Pensare globale e agire locale. Il calcio, pur essendo in sé un linguaggio universale, richiede che i calciatori comprendano il linguaggio del Paese in cui giocano. Anche all’Atalanta, squadra italiana, l’apprendimento dell’italiano è la base per comunicare e integrarsi nella società civile. La sfida affrontata dai nuovi acquisti stranieri in nerazzurro a ogni sessione di calciomercato.

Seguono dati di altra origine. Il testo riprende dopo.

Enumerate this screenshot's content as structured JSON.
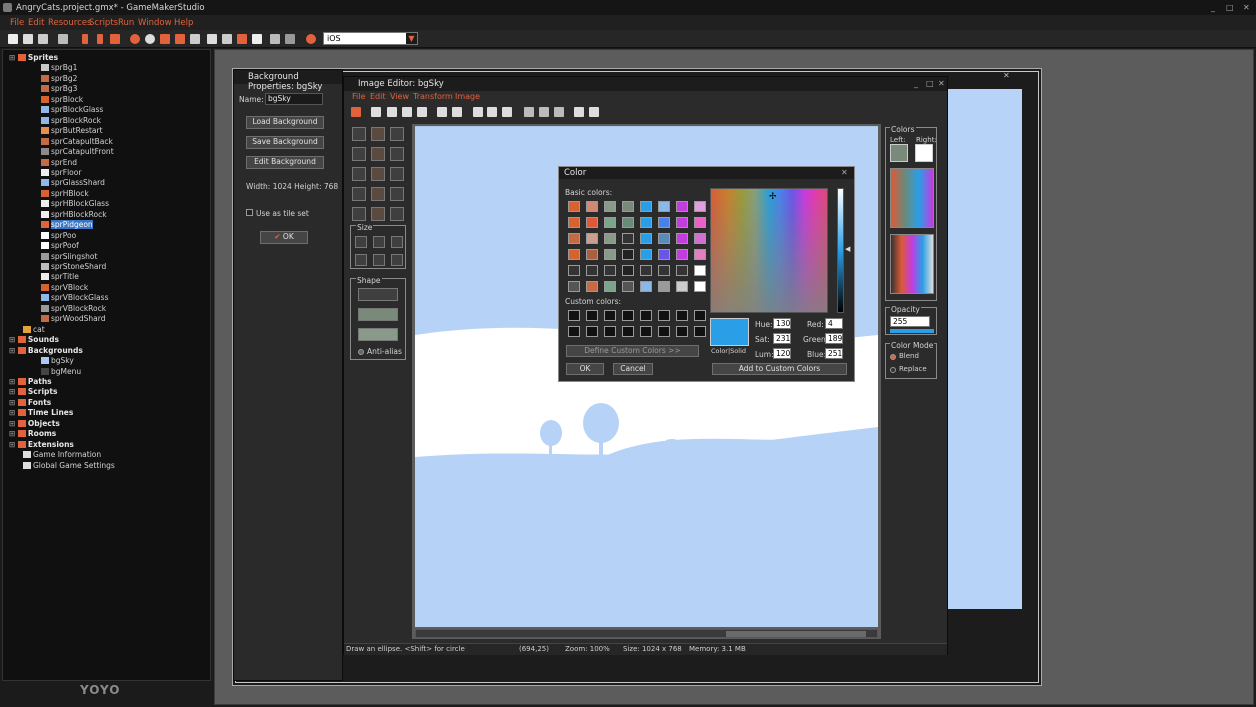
{
  "app": {
    "title": "AngryCats.project.gmx* - GameMakerStudio"
  },
  "menu": [
    "File",
    "Edit",
    "Resources",
    "Scripts",
    "Run",
    "Window",
    "Help"
  ],
  "toolbar": {
    "target": "iOS"
  },
  "tree": {
    "items": [
      {
        "label": "Sprites",
        "level": 0,
        "group": true
      },
      {
        "label": "sprBg1",
        "level": 2,
        "icon": "#c8c8c8"
      },
      {
        "label": "sprBg2",
        "level": 2,
        "icon": "#c46a44"
      },
      {
        "label": "sprBg3",
        "level": 2,
        "icon": "#c46a44"
      },
      {
        "label": "sprBlock",
        "level": 2,
        "icon": "#d5622f"
      },
      {
        "label": "sprBlockGlass",
        "level": 2,
        "icon": "#8fb8e8"
      },
      {
        "label": "sprBlockRock",
        "level": 2,
        "icon": "#8fb8e8"
      },
      {
        "label": "sprButRestart",
        "level": 2,
        "icon": "#e09050"
      },
      {
        "label": "sprCatapultBack",
        "level": 2,
        "icon": "#c46a44"
      },
      {
        "label": "sprCatapultFront",
        "level": 2,
        "icon": "#8a8a8a"
      },
      {
        "label": "sprEnd",
        "level": 2,
        "icon": "#c46a44"
      },
      {
        "label": "sprFloor",
        "level": 2,
        "icon": "#eeeeee"
      },
      {
        "label": "sprGlassShard",
        "level": 2,
        "icon": "#8fb8e8"
      },
      {
        "label": "sprHBlock",
        "level": 2,
        "icon": "#d5622f"
      },
      {
        "label": "sprHBlockGlass",
        "level": 2,
        "icon": "#eeeeee"
      },
      {
        "label": "sprHBlockRock",
        "level": 2,
        "icon": "#eeeeee"
      },
      {
        "label": "sprPidgeon",
        "level": 2,
        "icon": "#e2623c",
        "selected": true
      },
      {
        "label": "sprPoo",
        "level": 2,
        "icon": "#ffffff"
      },
      {
        "label": "sprPoof",
        "level": 2,
        "icon": "#ffffff"
      },
      {
        "label": "sprSlingshot",
        "level": 2,
        "icon": "#9a9a9a"
      },
      {
        "label": "sprStoneShard",
        "level": 2,
        "icon": "#bdbdbd"
      },
      {
        "label": "sprTitle",
        "level": 2,
        "icon": "#eeeeee"
      },
      {
        "label": "sprVBlock",
        "level": 2,
        "icon": "#d5622f"
      },
      {
        "label": "sprVBlockGlass",
        "level": 2,
        "icon": "#8fb8e8"
      },
      {
        "label": "sprVBlockRock",
        "level": 2,
        "icon": "#9a9a9a"
      },
      {
        "label": "sprWoodShard",
        "level": 2,
        "icon": "#c46a44"
      },
      {
        "label": "cat",
        "level": 1,
        "icon": "#e2a23c"
      },
      {
        "label": "Sounds",
        "level": 0,
        "group": true
      },
      {
        "label": "Backgrounds",
        "level": 0,
        "group": true
      },
      {
        "label": "bgSky",
        "level": 2,
        "icon": "#a9c8f3"
      },
      {
        "label": "bgMenu",
        "level": 2,
        "icon": "#444444"
      },
      {
        "label": "Paths",
        "level": 0,
        "group": true
      },
      {
        "label": "Scripts",
        "level": 0,
        "group": true
      },
      {
        "label": "Fonts",
        "level": 0,
        "group": true
      },
      {
        "label": "Time Lines",
        "level": 0,
        "group": true
      },
      {
        "label": "Objects",
        "level": 0,
        "group": true
      },
      {
        "label": "Rooms",
        "level": 0,
        "group": true
      },
      {
        "label": "Extensions",
        "level": 0,
        "group": true
      },
      {
        "label": "Game Information",
        "level": 1,
        "icon": "#dddddd"
      },
      {
        "label": "Global Game Settings",
        "level": 1,
        "icon": "#dddddd"
      }
    ]
  },
  "footer_logo": "YOYO",
  "bg_props": {
    "title": "Background Properties: bgSky",
    "name_label": "Name:",
    "name_value": "bgSky",
    "load": "Load Background",
    "save": "Save Background",
    "edit": "Edit Background",
    "size_text": "Width: 1024 Height: 768",
    "tile_label": "Use as tile set",
    "ok": "OK"
  },
  "image_editor": {
    "title": "Image Editor: bgSky",
    "menu": [
      "File",
      "Edit",
      "View",
      "Transform",
      "Image"
    ],
    "size_label": "Size",
    "shape_label": "Shape",
    "antialias_label": "Anti-alias",
    "colors_label": "Colors",
    "left_label": "Left:",
    "right_label": "Right:",
    "opacity_label": "Opacity",
    "opacity_value": "255",
    "color_mode_label": "Color Mode",
    "blend_label": "Blend",
    "replace_label": "Replace",
    "status": {
      "hint": "Draw an ellipse. <Shift> for circle",
      "coords": "(694,25)",
      "zoom": "Zoom: 100%",
      "size": "Size: 1024 x 768",
      "memory": "Memory: 3.1 MB"
    }
  },
  "color_dialog": {
    "title": "Color",
    "basic_label": "Basic colors:",
    "custom_label": "Custom colors:",
    "define_btn": "Define Custom Colors >>",
    "ok": "OK",
    "cancel": "Cancel",
    "add_btn": "Add to Custom Colors",
    "colorsolid_label": "Color|Solid",
    "hue_label": "Hue:",
    "hue": "130",
    "sat_label": "Sat:",
    "sat": "231",
    "lum_label": "Lum:",
    "lum": "120",
    "red_label": "Red:",
    "red": "4",
    "green_label": "Green:",
    "green": "189",
    "blue_label": "Blue:",
    "blue": "251",
    "current_color": "#2a9ee7",
    "basic_colors": [
      "#d5622f",
      "#cf8a74",
      "#8a9a8a",
      "#7a8a7a",
      "#2a9ee7",
      "#8ab8e8",
      "#c23ce0",
      "#e0a0e0",
      "#d5622f",
      "#dc5a36",
      "#7aa58a",
      "#6a8a7a",
      "#2a9ee7",
      "#4a80ea",
      "#c23ce0",
      "#e860c8",
      "#c46a44",
      "#c8a090",
      "#8a9a8a",
      "#333333",
      "#2a9ee7",
      "#5a8ab8",
      "#c23ce0",
      "#d070d0",
      "#d5622f",
      "#aa6040",
      "#8a9a8a",
      "#222222",
      "#2a9ee7",
      "#6a55e9",
      "#c23ce0",
      "#e080c0",
      "#333333",
      "#333333",
      "#333333",
      "#222222",
      "#333333",
      "#333333",
      "#333333",
      "#ffffff",
      "#555555",
      "#c46a44",
      "#7aa58a",
      "#555555",
      "#8ab8e8",
      "#9a9a9a",
      "#cccccc",
      "#ffffff"
    ]
  }
}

Atalanta, Bergamasca e internazionale
All’interno di una squadra che fortifica la sua presenza in Europa, giocatori come l’olandese Mitchel Bakker, il maliano El Bilal Touré e il bosniaco Sead Kolasinac si stanno adattando non solo al gioco, ma anche alla lingua e alla cultura italiana. Con le sfide dell’Europa League e l’energia dinamica del calcio, questi giocatori devono comunicare efficacemente sia dentro che fuori dal campo.
Un partner educativo per i campioni
Tutti i succitati frequentano la Scuola Imiberg di Bergamo, tassello del puzzle multiculturale del calcio giocato dal minimo comun denominatore dello stesso codice di comunicazione per tutti. Educational Partner ufficiale dell’Atalanta Bergamasca Calcio, Imiberg ha assunto un ruolo centrale nell’offrire corsi di lingua italiana agli stranieri in rosa. Michele, uno degli insegnanti, sottolinea l’importanza della lingua, “non solo per la comunicazione durante le partite, ma anche per la comprensione delle strategie e delle istruzioni fornite dal mister Gian Piero Gasperini“.

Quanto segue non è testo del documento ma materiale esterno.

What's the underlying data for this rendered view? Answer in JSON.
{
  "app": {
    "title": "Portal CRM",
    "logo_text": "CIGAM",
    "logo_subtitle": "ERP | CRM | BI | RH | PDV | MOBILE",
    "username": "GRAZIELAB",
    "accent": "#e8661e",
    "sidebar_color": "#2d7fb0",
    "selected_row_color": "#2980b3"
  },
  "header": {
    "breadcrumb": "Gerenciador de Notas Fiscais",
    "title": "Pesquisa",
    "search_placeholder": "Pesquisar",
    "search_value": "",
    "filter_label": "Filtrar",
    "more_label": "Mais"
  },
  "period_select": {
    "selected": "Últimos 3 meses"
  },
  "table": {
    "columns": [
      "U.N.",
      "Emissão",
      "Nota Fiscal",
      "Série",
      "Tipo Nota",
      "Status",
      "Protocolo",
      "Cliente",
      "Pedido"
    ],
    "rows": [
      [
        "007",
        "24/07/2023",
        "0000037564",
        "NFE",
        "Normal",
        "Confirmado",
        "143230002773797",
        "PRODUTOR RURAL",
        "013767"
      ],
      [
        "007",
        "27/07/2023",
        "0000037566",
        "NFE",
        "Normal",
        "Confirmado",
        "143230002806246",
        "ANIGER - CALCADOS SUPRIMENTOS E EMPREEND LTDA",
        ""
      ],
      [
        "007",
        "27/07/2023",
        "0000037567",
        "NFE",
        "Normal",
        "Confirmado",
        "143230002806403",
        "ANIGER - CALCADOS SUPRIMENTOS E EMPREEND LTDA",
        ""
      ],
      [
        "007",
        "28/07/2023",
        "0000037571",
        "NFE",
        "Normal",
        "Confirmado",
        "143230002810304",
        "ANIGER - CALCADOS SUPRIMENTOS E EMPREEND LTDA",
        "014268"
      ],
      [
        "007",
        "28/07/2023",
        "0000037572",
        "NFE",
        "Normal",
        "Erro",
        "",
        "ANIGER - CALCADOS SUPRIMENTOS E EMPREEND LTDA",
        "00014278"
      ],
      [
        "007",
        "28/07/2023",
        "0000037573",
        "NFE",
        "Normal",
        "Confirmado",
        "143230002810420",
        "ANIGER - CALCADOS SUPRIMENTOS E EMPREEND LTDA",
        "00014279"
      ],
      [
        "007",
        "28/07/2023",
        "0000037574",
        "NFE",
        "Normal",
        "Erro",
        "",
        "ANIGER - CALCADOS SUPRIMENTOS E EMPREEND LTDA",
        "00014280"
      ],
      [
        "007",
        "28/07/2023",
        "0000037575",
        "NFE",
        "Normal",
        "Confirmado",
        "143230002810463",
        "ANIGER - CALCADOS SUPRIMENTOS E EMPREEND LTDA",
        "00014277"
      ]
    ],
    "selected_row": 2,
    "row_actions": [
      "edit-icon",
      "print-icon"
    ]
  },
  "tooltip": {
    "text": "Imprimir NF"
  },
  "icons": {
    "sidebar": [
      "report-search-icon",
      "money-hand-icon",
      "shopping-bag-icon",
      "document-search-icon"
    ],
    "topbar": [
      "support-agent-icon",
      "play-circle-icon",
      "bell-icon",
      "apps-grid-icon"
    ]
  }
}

A scuola d’italiano… al campo
Mentre l’insegnamento online è diventato una necessità durante la pandemia, la scelta preferita resta l’insegnamento fisico al Centro Sportivo Bortolotti di Zingonia. Laura, un altro docente di Imiberg, riflette sui suoi studenti passati e attuali, sottolineando l’importanza di termini tecnici specifici del calcio e di altre aree di comunicazione essenziali: “L’anno scorso ho seguito positivamente Lookman, Hojlund e Soppy. Avendo i calciatori tempi molto serrati, abbiamo ricavato momenti di studio nella sala di rappresentanza in sede, dove fra coppe e trofei propongo lezioni di poco meno di un’ora. L’esigenza è apprendere al più presto termini tecnici e parole chiave delle direttive di Gasperini, ma non tralasciamo la conversazione e le nozioni di grammatica. Sono tutti ragazzi giovani e motivati”.
Valori fondamentali e visione educativa
Al cuore della filosofia di Imiberg ci sono quattro pilastri: l’importanza dell’istruzione, la cura della persona, l’apertura al mondo e una mentalità sportiva. L’istituto ha una visione profonda dello sport, offrendo un curriculum che copre aspetti storici, artistici, scientifici e tecnici dello sport. Questo non solo offre opportunità agli atleti d’élite, ma anche a quanti sono interessati alle carriere legate allo sport: all’interno dell’istituto parificato opera una Polisportiva che si occupa anche di atletica leggera.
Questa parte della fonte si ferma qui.